Please use this identifier to cite or link to this item: http://172.22.28.37:8080/xmlui/handle/1/297
Title: LEARNING AND TEACHING STYLES IN ENGINEERING EDUCATION
Authors: Richard M. Felder
Issue Date: Jun-2002
Publisher: THE NATIONAL ACADEMIES
Abstract: When Linda Silverman and I wrote this paper in 1987, our goal was to offer some insights about teaching and learning based on Dr. Silverman’s expertise in educational psychology and my experience in engineering education that would be helpful to some of my fellow engineering professors. When the paper was published early in 1988, the response was astonishing.
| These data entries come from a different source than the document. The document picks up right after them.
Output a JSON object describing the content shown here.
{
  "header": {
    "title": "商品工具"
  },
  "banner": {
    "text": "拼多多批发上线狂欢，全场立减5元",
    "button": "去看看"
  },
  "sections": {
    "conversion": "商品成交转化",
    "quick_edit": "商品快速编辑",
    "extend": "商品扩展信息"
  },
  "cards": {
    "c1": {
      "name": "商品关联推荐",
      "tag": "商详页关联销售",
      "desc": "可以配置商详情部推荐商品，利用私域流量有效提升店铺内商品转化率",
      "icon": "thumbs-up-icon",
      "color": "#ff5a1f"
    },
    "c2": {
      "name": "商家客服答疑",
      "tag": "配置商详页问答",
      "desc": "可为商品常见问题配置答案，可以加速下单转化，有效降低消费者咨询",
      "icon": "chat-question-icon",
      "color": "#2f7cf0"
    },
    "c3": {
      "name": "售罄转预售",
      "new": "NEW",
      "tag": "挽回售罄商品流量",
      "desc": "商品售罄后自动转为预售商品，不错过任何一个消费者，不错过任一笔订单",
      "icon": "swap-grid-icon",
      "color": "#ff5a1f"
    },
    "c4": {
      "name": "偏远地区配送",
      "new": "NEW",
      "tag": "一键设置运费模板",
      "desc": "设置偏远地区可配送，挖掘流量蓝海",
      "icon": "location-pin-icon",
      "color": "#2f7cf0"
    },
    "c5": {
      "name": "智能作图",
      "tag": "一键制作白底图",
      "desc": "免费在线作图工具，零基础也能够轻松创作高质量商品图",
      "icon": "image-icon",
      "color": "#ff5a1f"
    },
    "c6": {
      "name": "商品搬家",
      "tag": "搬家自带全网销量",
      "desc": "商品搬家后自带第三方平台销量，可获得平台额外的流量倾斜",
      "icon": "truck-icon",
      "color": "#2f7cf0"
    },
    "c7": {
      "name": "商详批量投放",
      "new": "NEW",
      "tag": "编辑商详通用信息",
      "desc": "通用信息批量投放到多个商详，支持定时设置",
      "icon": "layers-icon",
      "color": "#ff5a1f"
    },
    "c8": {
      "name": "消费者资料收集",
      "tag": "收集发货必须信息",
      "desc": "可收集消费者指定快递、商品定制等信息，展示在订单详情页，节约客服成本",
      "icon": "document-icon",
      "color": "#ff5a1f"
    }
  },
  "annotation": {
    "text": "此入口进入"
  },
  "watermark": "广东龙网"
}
Almost immediately, reprint requests flooded in from all over the world. The paper started to be cited in the engineering education literature, then in the general science education literature; it was the first article cited in the premier issue of ERIC’s National Teaching and Learning Forum; and it was the most frequently cited paper in articles published in the Journal of Engineering Education over a 10-year period. A self-scoring web-based instrument called the Index of Learning Styles that assesses preferences on four scales of the learning style model developed in the paper currently gets about 100,000 hits a year and has been translated into half a dozen languages that I know about and probably more that I don’t, even though it has not yet been validated.